Sunday, July 2, 2017

Adapting Jules Verne for radio: AROUND THE WORLD IN EIGHTY DAYS

Around the World in Eighty Days by Jules Verne, dramatized by Terry James (1991).  Dir. Janet Whittaker.  Perf. Leslie Phillips, Jim Broadbent, Diana Quick.  BBC Radio 4 Extra, 19-22 Jun. 2017.

After listening to this colorful dramatization of the Verne classic, I understood the novel’s debt to classic picaresque adventures such as Don Quixote.  Phineas Fogg (Leslie Phillips) and Passepartout (Yves Aubert) are the Quixote and Sancho Panza figures, while Princess Aouda (Diana Quick) is Dulcinea.  Sergeant Fix (Jim Broadbent) is the classic fly in the ointment, pursuing Fogg worldwide but failing to arrest him, despite valiant efforts to obtain a warrant to do so.

In truth the story of pure hokum, dramatizing late Victorian English attitudes to other countries with wry humor.  Verne conceived Fogg as a curious middle-aged man of the confirmed bachelor variety, apparently indifferent to everything and everyone and obsessed with the idea of arriving in different ports on time.  It does not matter whether he is in India, Hong Kong, or the United States; he believes that everything can be bought and sold for his benefit.  In the modern era he might be perceived as a classic supporter of the current government.  Leslie Phillips plays him with Rex Harrison-like suavity, but his air of nonchalance is abruptly disturbed by Aouda’s presence.  To his evident astonishment Fogg discovers that he has amorous feelings for her; and the two finish the adaptation by marrying.  So much for the ice-cool Englishman.

Passepartout is played by Aubert as a rubber-ball like figure, whose capacity to overcome adversity is apparently limitless.  Some of his adventures are explicitly comic (such as when he joins a group of Chinese acrobats to make money), but he remains faithful to his “Master” throughout, even though he finds some of Fogg’s mannerisms distinctly eccentric.  A French author looks at the English, and considers them very strange.
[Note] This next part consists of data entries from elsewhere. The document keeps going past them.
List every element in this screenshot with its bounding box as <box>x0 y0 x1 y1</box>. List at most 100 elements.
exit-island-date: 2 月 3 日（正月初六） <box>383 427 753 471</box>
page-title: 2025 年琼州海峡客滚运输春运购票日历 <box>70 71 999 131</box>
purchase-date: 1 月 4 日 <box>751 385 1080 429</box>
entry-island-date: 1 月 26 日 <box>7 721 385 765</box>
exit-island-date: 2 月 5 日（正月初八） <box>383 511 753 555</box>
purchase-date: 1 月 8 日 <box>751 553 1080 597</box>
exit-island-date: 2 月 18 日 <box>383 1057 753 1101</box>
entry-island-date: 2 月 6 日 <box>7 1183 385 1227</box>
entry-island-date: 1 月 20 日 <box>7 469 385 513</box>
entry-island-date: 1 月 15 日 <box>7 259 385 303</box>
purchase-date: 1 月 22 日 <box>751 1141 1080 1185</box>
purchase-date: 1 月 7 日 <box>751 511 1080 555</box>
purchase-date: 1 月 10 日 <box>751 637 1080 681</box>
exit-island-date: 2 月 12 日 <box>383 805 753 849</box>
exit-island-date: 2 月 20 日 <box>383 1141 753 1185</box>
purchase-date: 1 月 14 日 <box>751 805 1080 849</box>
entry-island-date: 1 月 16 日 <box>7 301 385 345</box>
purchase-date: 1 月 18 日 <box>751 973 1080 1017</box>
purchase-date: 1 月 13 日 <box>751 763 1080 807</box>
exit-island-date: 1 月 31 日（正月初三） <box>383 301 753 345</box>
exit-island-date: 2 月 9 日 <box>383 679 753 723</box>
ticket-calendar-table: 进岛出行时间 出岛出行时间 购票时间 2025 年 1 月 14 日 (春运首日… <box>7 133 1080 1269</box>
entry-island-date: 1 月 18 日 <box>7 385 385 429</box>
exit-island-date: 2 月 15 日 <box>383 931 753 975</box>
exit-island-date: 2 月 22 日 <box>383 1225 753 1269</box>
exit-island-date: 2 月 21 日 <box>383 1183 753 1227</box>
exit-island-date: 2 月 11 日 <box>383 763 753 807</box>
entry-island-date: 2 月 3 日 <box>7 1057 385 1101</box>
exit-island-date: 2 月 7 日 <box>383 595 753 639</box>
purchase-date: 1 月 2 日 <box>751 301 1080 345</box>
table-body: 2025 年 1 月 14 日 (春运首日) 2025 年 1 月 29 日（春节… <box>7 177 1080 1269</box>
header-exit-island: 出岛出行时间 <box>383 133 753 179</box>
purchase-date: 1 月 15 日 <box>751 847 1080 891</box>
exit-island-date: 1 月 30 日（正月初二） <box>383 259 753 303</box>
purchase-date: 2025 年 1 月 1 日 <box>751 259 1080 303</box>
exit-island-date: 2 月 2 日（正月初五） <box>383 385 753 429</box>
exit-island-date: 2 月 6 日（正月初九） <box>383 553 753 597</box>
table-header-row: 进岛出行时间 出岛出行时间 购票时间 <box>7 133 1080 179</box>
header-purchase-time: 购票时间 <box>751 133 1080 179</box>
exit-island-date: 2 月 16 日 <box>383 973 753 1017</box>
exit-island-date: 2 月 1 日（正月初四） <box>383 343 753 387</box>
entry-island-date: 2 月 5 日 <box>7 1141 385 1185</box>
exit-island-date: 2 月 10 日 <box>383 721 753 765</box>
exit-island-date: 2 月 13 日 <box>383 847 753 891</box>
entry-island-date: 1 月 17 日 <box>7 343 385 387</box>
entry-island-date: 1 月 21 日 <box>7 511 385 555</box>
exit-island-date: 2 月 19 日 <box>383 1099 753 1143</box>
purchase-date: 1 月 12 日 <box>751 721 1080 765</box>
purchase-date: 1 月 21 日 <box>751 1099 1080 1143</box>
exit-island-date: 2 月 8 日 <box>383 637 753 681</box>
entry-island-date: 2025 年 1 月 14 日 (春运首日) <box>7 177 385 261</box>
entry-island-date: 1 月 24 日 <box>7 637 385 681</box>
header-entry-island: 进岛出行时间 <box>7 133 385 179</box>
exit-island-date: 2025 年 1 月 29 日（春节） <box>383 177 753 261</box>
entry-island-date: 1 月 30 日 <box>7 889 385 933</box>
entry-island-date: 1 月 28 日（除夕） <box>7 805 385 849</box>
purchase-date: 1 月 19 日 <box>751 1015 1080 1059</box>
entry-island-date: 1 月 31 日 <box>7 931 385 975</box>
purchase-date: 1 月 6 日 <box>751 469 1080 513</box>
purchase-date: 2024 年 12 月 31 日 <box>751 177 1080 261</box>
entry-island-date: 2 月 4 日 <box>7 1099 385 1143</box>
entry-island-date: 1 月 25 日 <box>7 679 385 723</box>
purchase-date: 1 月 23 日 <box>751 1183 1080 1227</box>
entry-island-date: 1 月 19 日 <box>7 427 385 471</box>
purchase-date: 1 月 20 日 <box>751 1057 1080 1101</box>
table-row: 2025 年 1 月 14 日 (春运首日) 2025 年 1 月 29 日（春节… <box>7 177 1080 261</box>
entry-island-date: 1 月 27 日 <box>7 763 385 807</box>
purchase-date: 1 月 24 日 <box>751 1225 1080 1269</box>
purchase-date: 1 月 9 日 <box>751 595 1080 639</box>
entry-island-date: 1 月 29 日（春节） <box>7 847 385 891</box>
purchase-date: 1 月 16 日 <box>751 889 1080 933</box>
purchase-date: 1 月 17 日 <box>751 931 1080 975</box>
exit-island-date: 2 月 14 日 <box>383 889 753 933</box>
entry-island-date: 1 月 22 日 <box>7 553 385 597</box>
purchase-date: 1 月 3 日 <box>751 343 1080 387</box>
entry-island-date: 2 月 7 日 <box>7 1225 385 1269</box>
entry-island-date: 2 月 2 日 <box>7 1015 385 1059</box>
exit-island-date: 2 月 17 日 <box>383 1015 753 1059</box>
Janet Whittaker’s production advances through two parallel narratives, delivered directly to listeners by Passepartout and Fix.  Passepartout keeps a journal; Fix his police officer’s notebook.  When these two documents are used as material to keep the ship’s engine going on the final trip back from New York to Liverpool, Princess Aouda takes over the narration.  The technique of direct address helps us to understand the characters’ attitudes to what seems a ludicrous undertaking.  Despite Fogg’s inexhaustible energy, the idea of traveling the world in eighty days seems preposterous.  It is a tribute to the characters’ resilience that the three narratives gradually alter in tone, as Passepartout and Fix realize that the feat will be completed, whatever the cost.

The four parts are constructed as a series of picaresque episodes linked with electronic music from Wılfredo Acosta that gives an otherworldly atmosphere to the production.  The attitudes and social mores might be explicitly Victorian, but the tale is a wish-fulfillment fantasy, a testament to human ingenuity and to three indomitable spirits.